Trying to convict OnCommand, LodgeNet or Marriott of distributing obscene material would be "a nightmare for most prosecutors," Obenberger stressed — not only because those mega companies can afford the best defense attorneys, but also because of the Miller test for obscenity, which was established with the U.S. Supreme Court's ruling in Miller vs. California in 1973.
Miller Test
The three elements of the Miller test are: 1) a prurient interest in sex when contemporary community standards are applied, 2) patent offensiveness, and 3) an absence of serious literary, artistic, political or scientific value when taken as a whole. Winklebleck said that even if a prosecutor did manage to bring obscenity charges against a large hotel or a PPV provider, defense attorneys could easily use Miller's contemporary community standards element to defend themselves by showing a strong local demand for the adult material in question — even in a highly conservative area.
Examples of typical adult PPV in hotels, Winklebleck noted, include Vivid Entertainment's films and Hustler Video's Barely Legal series. If a defense attorney could show jurors data proving that Vivid and Hustler have a sizable customer base in their area, he/she could present a robust defense, Winklebleck said.
CCV and the Family Research Council have been arguing that one of the reasons to abolish adult PPV from hotel rooms is the need to protect children. But Hamilton, who worked in the hospitality industry before getting into adult entertainment, asserted that in fact, hotels and PPV companies have been going to great lengths to make sure that adult hotel PPV is only accessed by adults.
"Hotel chains and hospitality providers are already very sensitive to local communities," Hamilton stressed, "and their programming and editing standards reflect that sensitivity. There will always be efforts to remove the availability of adult programming from hotels; however, these efforts are unlikely to gain any momentum as long as hospitality companies continue to provide parental controls."

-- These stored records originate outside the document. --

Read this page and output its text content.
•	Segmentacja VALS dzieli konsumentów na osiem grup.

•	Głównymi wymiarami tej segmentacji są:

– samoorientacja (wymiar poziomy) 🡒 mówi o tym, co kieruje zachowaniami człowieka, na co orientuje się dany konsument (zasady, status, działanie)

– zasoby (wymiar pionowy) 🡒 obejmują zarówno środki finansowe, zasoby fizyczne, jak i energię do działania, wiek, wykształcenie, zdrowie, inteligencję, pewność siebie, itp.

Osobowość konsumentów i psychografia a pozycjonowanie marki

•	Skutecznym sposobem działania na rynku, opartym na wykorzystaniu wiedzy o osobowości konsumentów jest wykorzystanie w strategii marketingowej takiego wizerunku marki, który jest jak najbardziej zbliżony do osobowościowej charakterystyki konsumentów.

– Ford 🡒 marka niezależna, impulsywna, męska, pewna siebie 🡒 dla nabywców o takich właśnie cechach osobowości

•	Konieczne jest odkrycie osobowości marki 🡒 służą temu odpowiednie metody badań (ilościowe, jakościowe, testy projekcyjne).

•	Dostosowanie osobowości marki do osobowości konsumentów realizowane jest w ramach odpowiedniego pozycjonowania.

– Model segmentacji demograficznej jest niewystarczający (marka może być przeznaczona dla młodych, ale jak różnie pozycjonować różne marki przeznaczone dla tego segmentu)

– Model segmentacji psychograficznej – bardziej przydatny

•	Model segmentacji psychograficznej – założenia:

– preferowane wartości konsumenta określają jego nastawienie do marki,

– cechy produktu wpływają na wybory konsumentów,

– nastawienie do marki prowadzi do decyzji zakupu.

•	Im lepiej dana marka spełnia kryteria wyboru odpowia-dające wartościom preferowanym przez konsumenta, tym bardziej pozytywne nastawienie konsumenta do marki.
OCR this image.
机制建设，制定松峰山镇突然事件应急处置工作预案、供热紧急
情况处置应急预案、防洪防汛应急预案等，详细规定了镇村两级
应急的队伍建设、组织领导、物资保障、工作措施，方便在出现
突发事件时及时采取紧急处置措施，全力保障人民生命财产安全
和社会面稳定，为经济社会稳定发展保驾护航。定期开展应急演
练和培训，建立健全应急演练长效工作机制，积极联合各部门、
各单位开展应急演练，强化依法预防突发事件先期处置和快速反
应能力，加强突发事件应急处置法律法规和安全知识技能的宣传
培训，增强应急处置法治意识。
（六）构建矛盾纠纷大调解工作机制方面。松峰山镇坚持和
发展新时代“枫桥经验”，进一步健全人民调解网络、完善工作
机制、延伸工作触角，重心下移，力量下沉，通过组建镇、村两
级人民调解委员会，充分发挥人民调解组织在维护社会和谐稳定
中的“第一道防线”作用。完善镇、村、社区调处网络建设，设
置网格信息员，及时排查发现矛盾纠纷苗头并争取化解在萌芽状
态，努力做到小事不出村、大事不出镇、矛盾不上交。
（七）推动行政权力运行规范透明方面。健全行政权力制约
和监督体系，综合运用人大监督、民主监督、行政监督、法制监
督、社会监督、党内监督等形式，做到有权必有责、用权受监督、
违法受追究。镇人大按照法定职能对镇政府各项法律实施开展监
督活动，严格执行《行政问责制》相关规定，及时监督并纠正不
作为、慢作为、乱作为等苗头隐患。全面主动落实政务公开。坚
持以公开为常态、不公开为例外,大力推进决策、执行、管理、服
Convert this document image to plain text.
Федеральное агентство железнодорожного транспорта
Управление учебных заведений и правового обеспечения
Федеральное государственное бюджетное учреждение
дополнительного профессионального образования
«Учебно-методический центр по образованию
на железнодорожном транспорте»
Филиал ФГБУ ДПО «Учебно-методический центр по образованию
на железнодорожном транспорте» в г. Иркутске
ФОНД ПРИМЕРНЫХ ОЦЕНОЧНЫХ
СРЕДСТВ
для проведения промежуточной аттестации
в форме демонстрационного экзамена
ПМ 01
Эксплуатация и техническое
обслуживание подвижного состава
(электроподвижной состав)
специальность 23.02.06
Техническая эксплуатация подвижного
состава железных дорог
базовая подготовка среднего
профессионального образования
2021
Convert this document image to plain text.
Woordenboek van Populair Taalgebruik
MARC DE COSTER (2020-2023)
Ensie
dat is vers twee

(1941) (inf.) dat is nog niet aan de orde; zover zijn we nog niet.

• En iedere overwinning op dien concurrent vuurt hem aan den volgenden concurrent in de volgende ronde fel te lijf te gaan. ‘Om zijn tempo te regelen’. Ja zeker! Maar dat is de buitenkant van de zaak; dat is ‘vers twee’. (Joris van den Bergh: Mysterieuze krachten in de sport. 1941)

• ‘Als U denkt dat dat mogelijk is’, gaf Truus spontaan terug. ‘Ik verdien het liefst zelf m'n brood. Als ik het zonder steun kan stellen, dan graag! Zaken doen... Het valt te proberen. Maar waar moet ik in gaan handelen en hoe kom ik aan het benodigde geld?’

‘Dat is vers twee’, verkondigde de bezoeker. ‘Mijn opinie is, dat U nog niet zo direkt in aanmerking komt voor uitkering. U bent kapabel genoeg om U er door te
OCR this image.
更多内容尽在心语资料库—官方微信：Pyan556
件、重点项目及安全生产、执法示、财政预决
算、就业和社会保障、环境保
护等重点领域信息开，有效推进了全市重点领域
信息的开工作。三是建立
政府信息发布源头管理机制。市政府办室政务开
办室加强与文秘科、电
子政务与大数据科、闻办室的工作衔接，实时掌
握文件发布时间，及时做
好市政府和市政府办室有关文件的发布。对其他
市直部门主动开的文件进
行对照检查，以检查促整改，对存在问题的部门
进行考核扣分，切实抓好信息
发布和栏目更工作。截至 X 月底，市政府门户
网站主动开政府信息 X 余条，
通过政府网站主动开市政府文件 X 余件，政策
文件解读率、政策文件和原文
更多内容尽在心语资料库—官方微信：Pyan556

Hamilton added that the Christian Right's war on adult hotel PPV is silly in light of the fact that many hotel rooms now offer high-speed Internet access. Removing adult PPV from such rooms, he said, would not prevent hotel patrons from visiting sexually explicit websites on their laptop computers in those rooms.
"The Family Research Council is targeting responsible companies who go out of their way to make sure that only adults can access adult programming," Hamilton explained. "The Family Research Council will only be moving consumers from one viewing device to another if they restrict adult programming on hotel televisions."
Negative Publicity
Burress and his allies are hoping that if they give hotel chains and PPV providers enough negative publicity, those businesses will decide to offer mainstream films exclusively.
But Obenberger and Winklebleck both said that PPV erotica is simply too beneficial to many hotels' bottom lines for them to give it up without a fight.
"These hotels have very high overheads," Obenberger emphasized, "and losing the income that they get from adult video is probably more serious to them than being criticized by the American Family Association."
"Hotels really do operate with a smaller profit margin than most businesses. It is very, very expensive to build and maintain hotels and pay a large staff of employees, and I don't think they would be offering adult material if they didn't realize that it was important to their revenue posture.
"I think that's why most of the hotels are not going to be intimidated by any of these bible thumpers. The revenue they get from adult material is simply too important."